Истина - это и результат, и процесс. Отрыв этих особенностей истины друг от друга превращает ее или в абсолют, т. е. "истину в последней инстанции", или в нечто неопределенное.
Вопросы возникают на основе некоторых знаний. Не все ответы на них являются достоверными. Важно уметь отличать вероятность и достоверность в познании. Если известно, что знание истинно и обосновано, то оно является достоверным. Нет ничего в мире такого, о чем в принципе субъект не мог бы иметь достоверного знания. Поэтому можно достоверно знать и возможность чего-то. Достоверное знание о возможности не следует отождествлять с вероятным знанием.
В научном языке недостаточно обособились термины "вероятность" и "возможность". В математической теории вероятностей возможность именуют вероятностью. В вероятностной логике термин "вероятность" используется для обозначения как степени подтверждения гипотетического знания, так и возможности наступления события статистической закономерности. В обыденном языке "вероятно" легко заменяется "возможно". Такое словоупотребление затемняет тот факт, что знание о возможности, как и знание о наличном бытии (действительности) может быть как достоверным, так и вероятным.
"Вероятное" относится к тем умственным конструкциям, истинность или ложность которых неизвестна. Предположения могут быть сделаны на эмпирическом и на теоретическом уровне. Предположения возникают или потому, что одна из посылок - вероятное суждение, или потому, что рассуждение идет по форме, не гарантирующей истинный вывод из истинных посылок, или потому, что есть то и другое. Например, имея ряд однородных фактов, человек может высказать предположение в виде общего суждения, распространить на другие предметы, но вывод может оказаться "поспешным обобщением".
Предположения возникают в различных видах деятельности и бывают различных уровней. В науке предположения и достоверные знания не разложены на две разные полки. Споры, соперничество гипотез - путь к достоверному знанию.
Вероятное построение не есть в гносеологическом отношении что-то среднее между истиной и ложью, хотя в многозначной логике вероятности приписывается особое значение, но это делается при определении степени правдоподобия высказывания, его подтверждаемости. Вероятность - противоположность достоверности, а не истине и не лжи. Специальному анализу подвергнем отношение вероятности и сомнения, вероятности и веры (уверенности). Сомнение всегда рассматривалось как антипод веры, как разрушитель веры. Сомнение может быть направлено не только на эпистемологические факты. Сомневаются в своих силах, способностях, в чувствах, сомневаются относительно других лиц и т. д.

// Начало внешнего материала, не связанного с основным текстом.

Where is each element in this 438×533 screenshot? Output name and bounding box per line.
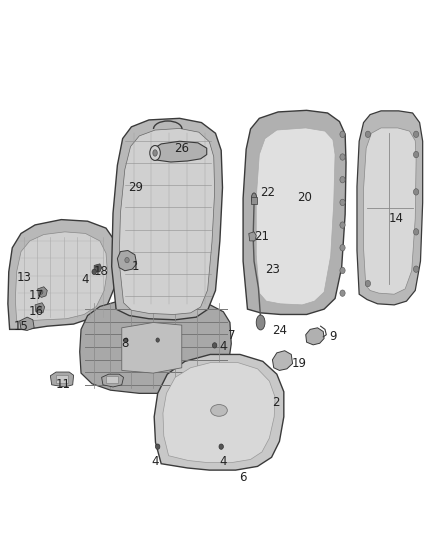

Такой вид сомнения в дальнейшем не будет анализироваться.
Сомнение в истинности или ложности построения не определяет истинности или ложности высказываний и их связей. Определяет ли оно вероятность? Сравним два высказывания: " X, вероятно, относится к множеству А " и "Сомневаюсь в том, что истинным является утверждение о принадлежности Х к множеству А ". Эквивалентны ли они по смыслу?
Сомнение - это не просто колебание; сомнение отвергает истинность или ложность, а вероятность предполагает, претендует на истинность. Приведенные выше высказывания не эквивалентны по смыслу. Вот поэтому суждение сомнения как особый в семантическом и логическом отношении тип высказываний должно найти свое место среди других. Сомнение не является показателем истинности или ложности построения, на которое направлено сомнение. Сомнение может быть ошибочным. Оно может играть как положительную, так и отрицательную роль. Вероятность не может быть определена через сомнение. Не может быть она определена и через веру.

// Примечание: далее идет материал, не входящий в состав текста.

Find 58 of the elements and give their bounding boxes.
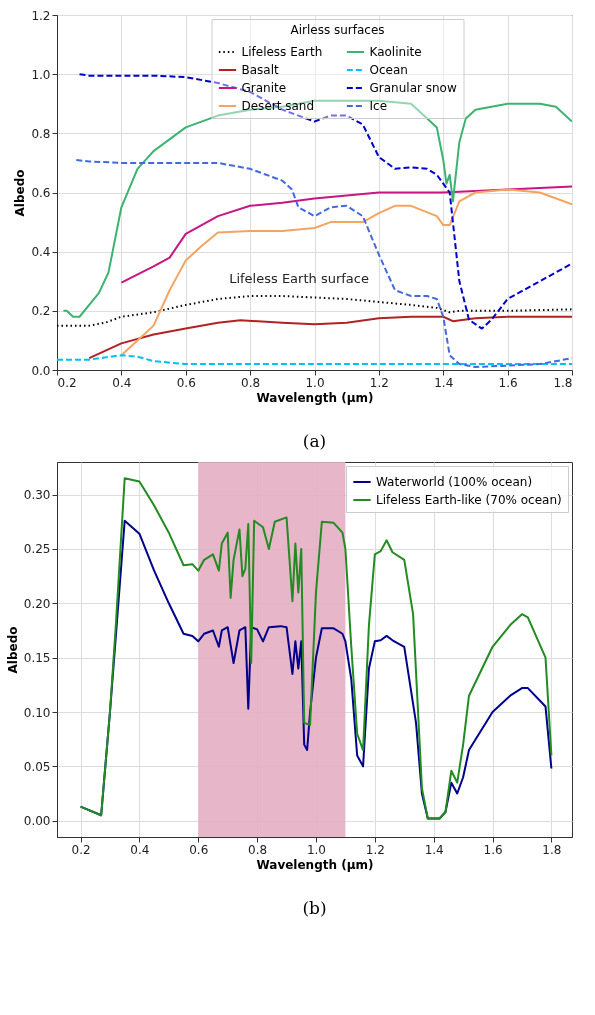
legend-label: Lifeless Earth-like (70% ocean) [376, 493, 562, 507]
x-axis-title: Wavelength (μm) [256, 390, 374, 405]
x-tick-label: 1.6 [483, 842, 503, 857]
x-tick-label: 1.0 [305, 375, 325, 390]
legend-label: Ocean [369, 63, 408, 77]
line-series [120, 188, 572, 357]
line-series [57, 295, 572, 327]
x-tick-label: 0.6 [189, 842, 209, 857]
y-tick-label: 0.20 [23, 596, 51, 611]
line-series [62, 99, 572, 318]
y-tick-label: 1.0 [31, 67, 51, 82]
legend-label: Granular snow [369, 81, 457, 95]
y-tick-label: 0.0 [31, 363, 51, 378]
y-tick-label: 0.4 [31, 245, 51, 260]
x-axis-title: Wavelength (μm) [256, 857, 374, 872]
y-tick-label: 0.05 [23, 759, 51, 774]
x-tick-label: 1.0 [306, 842, 327, 857]
legend-label: Desert sand [241, 99, 315, 113]
y-tick-label: 0.8 [31, 126, 51, 141]
legend-label: Waterworld (100% ocean) [376, 475, 533, 489]
x-tick-label: 0.8 [241, 375, 261, 390]
x-tick-label: 1.2 [365, 842, 385, 857]
x-tick-label: 1.2 [369, 375, 389, 390]
line-series [78, 73, 572, 330]
legend-label: Granite [241, 81, 287, 95]
y-tick-label: 0.10 [23, 705, 51, 720]
y-tick-label: 0.25 [23, 542, 51, 557]
x-tick-label: 1.4 [424, 842, 444, 857]
text: (a) [302, 431, 327, 451]
x-tick-label: 0.6 [176, 375, 196, 390]
legend-label: Basalt [241, 63, 280, 77]
legend-label: Lifeless Earth [241, 45, 323, 59]
x-tick-label: 1.8 [553, 375, 573, 390]
x-tick-label: 0.2 [71, 842, 91, 857]
line-series [120, 185, 572, 284]
legend-title: Airless surfaces [290, 23, 385, 37]
x-tick-label: 1.4 [434, 375, 454, 390]
y-tick-label: 0.6 [31, 186, 51, 200]
x-tick-label: 1.8 [542, 842, 562, 857]
y-axis-title: Albedo [5, 626, 20, 674]
legend-label: Kaolinite [369, 45, 422, 59]
x-tick-label: 0.4 [112, 375, 132, 390]
annotation: Lifeless Earth surface [229, 271, 369, 287]
line-series [75, 158, 572, 369]
line-series [57, 354, 572, 366]
y-tick-label: 0.30 [23, 488, 51, 503]
line-series [88, 315, 572, 360]
y-tick-label: 0.00 [23, 814, 51, 829]
y-tick-label: 1.2 [31, 8, 51, 23]
x-tick-label: 0.4 [130, 842, 150, 857]
y-tick-label: 0.2 [31, 304, 51, 319]
text: (b) [302, 898, 327, 918]
x-tick-label: 1.6 [498, 375, 518, 390]
y-tick-label: 0.15 [23, 651, 51, 666]
y-axis-title: Albedo [13, 169, 28, 217]
legend-label: Ice [369, 99, 388, 113]
x-tick-label: 0.8 [248, 842, 268, 857]
x-tick-label: 0.2 [57, 375, 77, 390]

Отличаются друг от друга суждения "Завтра может быть дождь" и "Завтра будет дождь". В первом говорится о возможности дождя, а во втором утверждается категорически, что он будет. Истинность первого зависит от того, каковы метеорологические условия, а второго - от того, будет или не будет дождь. Первое суждение останется истинным, если завтра дождь не пойдет, ибо в нем утверждается возможность дождя, а не сам дождь, как во втором. Надо заметить, что оба суждения могут быть высказаны как вероятные, как предположения.
В неопозитивистских трактатах высказывалось предложение рассматривать все знание как вероятное (Г. Рейхенбах и другие). К. Поппер утверждал: "Управляется ли мир строгими законами, этот вопрос я считаю метафизическим. Законы, которые мы находим, всегда являются гипотезами, которые всегда могут быть заменены" [Popper, K.R. The Logic of Scientific Discovery. - London, 1960. - P.248]. К такому выводу К. Поппер пришел потому, что рассуждал как релятивист. Единство вероятного и достоверного в знаниях он истолковывает метафизически, признавая только вероятное знание.
Ф.П. Рамсей, Б. Финетти и другие выдвинули концепцию субъективной вероятности. Сторонники ее рассматривают вероятность как степень веры субъекта. Б. Рассел рассматривал субъективную достоверность как психологическое понятие, отличая ее от "логической" и "эпистемологической": "Человек уверен в предложении, когда он не чувствует никакого сомнения в его истинности. Это чисто психологическое понятие, и мы будем называть его "психологической" достоверностью" [Рассел, Б. Указ. соч. - С.431].
Сравнение по степени веры имеет значение не только для теории истины и заблуждения, для совершенствования ее понятийного аппарата, но и практическое, ибо знание степеней веры определяет и методы борьбы с заблуждениями. В одном случае бывает достаточно вызвать критическое отношение, указать на ошибку, в другом этого недостаточно: нужно осуществить и процессы доказательства и опровержения, в третьем нужно кроме указанного изменить бытие субъекта, условия его жизни и среду.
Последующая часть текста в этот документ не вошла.